MEDAN, SUARASUMUTONLINE.ID – Terkait dugaan kayu gelondongan milik PT. Tanjung Timberindo Industry yang diduga merupakan hasil Pembalakan liar dari kawasan bencana Aceh dan Sumatera Utara, Dinas Kehutanan Sumut mengakui bahwa kayu tersebut berasal dari Maluku.

” Sebab pemberitaan yang naik beberapa waktu yang lalu, tim kami melakukan sidak ke PT Tanjung Timberindo Industry, dan dari hasil pemeriksaan kami disana di ketahui bahwa perusahaan tersebut mengambil kayu dari Maluku. Hal tersebut juga bisa terlihat di Aplikasi SIPUHH online,” kata salah seorang Kabid An. Sibuea, singkat, Rabu (18/2).

Ditempat terpisah, humas Polda Sumut yang sebelumnya sudah memberi statemennya bahwa masalah tersebut akan di tanyakan ke bagian Direskrimsus Poldasu.

” Saya tanyakan ke Direkrimsus dulu ya,” begitu bunyi pesan WhatsApp dari Kabid Humas Polda Sumut Kombes Pol Ferry Walintukan pekan lalu.

Sayangnya, saat di tanya kembali terkait tindak lanjut dari pernyataan beliau sebelumnya, Selasa ( 17/2), sampai berita ini diturunkan, pesan WhatsApp yang terkirim hanya dibaca saja.

Sebelumnya diberitakan, PT. Tanjung Timberindo Industry yang beralamat di Jl. Lintas Sumatera, Buntu Bedimbar, Kecamatan Tanjung Morawa, Kabupaten Deli Serdang, Provinsi Sumatera Utara, menjadi sorotan publik, dimana banyaknya ditemui tumpukan Gelondongan Kayu, awal pekan lalu.

Informasi tersebut diperoleh dari salah seorang sumber yang enggan disebutkan identitasnya menyebutkan, Banyak tumpukan Gelondongan Kayu yang berada di PT. Tanjung Timberindo Industry diduga memiliki keterkaitan dengan aktivitas penebangan hutan di sejumlah wilayah, khususnya di kawasan Sumatera Utara dan Aceh. Benar saja saat di investigasi ke lokasi terlihat kayu-kayu glondongan yang bertumpuk-tumpuk.

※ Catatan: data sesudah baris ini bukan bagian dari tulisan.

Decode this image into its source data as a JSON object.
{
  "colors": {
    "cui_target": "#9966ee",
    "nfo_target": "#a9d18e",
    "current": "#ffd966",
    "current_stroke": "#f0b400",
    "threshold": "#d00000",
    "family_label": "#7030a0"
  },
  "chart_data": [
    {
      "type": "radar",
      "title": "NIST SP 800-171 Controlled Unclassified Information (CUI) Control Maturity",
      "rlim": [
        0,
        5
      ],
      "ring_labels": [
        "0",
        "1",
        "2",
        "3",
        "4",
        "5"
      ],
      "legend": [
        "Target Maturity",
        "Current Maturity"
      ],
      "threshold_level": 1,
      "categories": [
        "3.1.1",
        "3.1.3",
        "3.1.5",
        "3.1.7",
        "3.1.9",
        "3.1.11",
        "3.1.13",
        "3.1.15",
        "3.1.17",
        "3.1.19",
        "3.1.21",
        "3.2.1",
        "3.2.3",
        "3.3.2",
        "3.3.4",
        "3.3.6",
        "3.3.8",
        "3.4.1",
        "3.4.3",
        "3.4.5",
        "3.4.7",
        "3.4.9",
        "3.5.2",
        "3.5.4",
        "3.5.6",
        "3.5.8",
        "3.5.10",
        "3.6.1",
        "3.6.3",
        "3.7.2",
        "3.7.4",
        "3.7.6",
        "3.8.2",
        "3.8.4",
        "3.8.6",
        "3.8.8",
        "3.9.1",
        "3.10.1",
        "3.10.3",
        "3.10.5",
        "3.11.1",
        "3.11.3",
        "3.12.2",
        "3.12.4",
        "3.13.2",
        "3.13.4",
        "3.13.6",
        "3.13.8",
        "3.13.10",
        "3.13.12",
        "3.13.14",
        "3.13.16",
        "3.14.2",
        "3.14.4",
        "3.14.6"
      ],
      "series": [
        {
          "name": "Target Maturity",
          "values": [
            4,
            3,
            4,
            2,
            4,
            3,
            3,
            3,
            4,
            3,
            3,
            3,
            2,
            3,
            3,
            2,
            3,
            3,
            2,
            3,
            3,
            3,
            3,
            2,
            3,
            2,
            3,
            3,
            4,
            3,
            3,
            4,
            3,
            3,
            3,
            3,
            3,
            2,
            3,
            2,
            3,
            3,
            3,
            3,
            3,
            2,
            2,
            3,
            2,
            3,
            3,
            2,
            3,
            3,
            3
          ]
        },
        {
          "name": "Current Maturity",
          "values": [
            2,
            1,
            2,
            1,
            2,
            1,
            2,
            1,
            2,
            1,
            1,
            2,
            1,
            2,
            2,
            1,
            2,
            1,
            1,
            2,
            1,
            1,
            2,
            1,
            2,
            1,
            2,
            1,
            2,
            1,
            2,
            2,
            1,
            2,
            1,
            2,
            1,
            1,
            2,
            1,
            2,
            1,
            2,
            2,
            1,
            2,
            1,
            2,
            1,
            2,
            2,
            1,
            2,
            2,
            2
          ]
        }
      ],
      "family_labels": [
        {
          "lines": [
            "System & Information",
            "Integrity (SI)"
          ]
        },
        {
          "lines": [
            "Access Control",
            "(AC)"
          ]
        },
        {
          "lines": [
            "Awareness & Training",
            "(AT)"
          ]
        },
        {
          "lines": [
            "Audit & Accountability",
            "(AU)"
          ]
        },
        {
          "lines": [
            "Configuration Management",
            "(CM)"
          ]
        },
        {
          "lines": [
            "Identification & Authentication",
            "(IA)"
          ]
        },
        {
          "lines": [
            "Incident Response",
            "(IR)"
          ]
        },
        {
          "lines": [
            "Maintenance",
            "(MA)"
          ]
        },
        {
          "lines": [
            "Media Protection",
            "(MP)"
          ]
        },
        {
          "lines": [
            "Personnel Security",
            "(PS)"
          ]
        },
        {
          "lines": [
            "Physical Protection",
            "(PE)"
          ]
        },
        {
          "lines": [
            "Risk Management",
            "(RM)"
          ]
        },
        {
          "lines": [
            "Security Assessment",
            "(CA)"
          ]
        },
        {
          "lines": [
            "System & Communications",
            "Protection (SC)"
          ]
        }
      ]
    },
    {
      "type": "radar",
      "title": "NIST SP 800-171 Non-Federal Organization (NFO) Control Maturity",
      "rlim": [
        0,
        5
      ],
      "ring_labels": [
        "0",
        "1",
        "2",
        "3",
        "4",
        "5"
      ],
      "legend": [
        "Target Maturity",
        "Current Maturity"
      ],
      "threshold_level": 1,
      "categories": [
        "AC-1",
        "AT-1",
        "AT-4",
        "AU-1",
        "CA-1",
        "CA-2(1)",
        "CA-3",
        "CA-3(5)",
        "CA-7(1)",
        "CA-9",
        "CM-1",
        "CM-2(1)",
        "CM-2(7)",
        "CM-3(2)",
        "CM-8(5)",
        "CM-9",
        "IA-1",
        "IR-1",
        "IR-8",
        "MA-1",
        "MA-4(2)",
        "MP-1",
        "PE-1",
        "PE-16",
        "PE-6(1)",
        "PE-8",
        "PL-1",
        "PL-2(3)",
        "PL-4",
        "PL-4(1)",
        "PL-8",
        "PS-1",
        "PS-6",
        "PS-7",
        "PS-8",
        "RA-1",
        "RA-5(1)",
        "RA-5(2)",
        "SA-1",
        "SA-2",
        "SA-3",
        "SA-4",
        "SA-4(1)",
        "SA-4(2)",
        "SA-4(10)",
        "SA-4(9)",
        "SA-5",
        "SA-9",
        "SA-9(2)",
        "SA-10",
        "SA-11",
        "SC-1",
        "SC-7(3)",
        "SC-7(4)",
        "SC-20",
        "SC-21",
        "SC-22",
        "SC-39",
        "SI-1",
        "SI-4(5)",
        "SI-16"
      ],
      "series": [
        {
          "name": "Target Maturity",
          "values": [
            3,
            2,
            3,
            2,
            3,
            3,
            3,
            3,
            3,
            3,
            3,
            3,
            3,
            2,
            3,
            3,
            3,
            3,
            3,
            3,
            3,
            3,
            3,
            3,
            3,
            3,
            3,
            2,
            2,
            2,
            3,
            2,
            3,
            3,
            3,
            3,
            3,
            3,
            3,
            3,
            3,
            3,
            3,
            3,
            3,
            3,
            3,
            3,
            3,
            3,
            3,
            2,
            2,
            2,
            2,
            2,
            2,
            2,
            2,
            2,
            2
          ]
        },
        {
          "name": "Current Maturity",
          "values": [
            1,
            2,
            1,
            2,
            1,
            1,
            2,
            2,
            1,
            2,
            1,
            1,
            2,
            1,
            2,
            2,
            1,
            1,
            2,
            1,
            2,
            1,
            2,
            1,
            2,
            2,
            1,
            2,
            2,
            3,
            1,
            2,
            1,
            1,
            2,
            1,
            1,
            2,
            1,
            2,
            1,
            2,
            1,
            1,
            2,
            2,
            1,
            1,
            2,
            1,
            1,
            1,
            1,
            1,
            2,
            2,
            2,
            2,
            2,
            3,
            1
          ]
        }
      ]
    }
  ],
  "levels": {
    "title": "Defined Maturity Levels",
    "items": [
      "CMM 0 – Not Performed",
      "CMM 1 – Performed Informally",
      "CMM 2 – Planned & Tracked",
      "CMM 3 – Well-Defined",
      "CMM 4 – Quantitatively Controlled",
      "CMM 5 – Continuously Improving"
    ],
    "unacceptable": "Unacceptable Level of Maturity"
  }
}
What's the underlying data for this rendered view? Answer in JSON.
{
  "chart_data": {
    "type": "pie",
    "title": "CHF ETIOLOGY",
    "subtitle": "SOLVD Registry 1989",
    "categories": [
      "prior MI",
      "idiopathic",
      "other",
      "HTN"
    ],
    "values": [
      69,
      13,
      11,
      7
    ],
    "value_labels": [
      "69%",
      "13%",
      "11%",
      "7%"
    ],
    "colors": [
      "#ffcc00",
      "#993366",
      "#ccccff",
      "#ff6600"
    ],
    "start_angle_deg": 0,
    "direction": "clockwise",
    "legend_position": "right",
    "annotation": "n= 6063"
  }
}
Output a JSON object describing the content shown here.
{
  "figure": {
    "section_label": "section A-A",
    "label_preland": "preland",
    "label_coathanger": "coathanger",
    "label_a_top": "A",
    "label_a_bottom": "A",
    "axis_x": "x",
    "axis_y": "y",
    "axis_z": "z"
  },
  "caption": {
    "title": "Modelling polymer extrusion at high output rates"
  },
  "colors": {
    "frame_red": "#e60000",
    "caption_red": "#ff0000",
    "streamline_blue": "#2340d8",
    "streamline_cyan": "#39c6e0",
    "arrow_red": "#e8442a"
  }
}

Baca Juga :  Dukung Pariwisata, Imigrasi Sumut Siapkan Layanan Khusus Trail of The Kings 2026

Informasi yang dihimpun menyebutkan sumber aktivitas tersebut bahkan tetap berjalan meski saat banjir bandang di berapa daerah terjadi, baik di Aceh maupun di Sumut.

Diduga, pihak perusahaan tidak takut karena sudah didukung dan di deking penuh oleh aparat. Jadi segala aktivitas mereka bebas dan tidak takut pada pihak mana pun.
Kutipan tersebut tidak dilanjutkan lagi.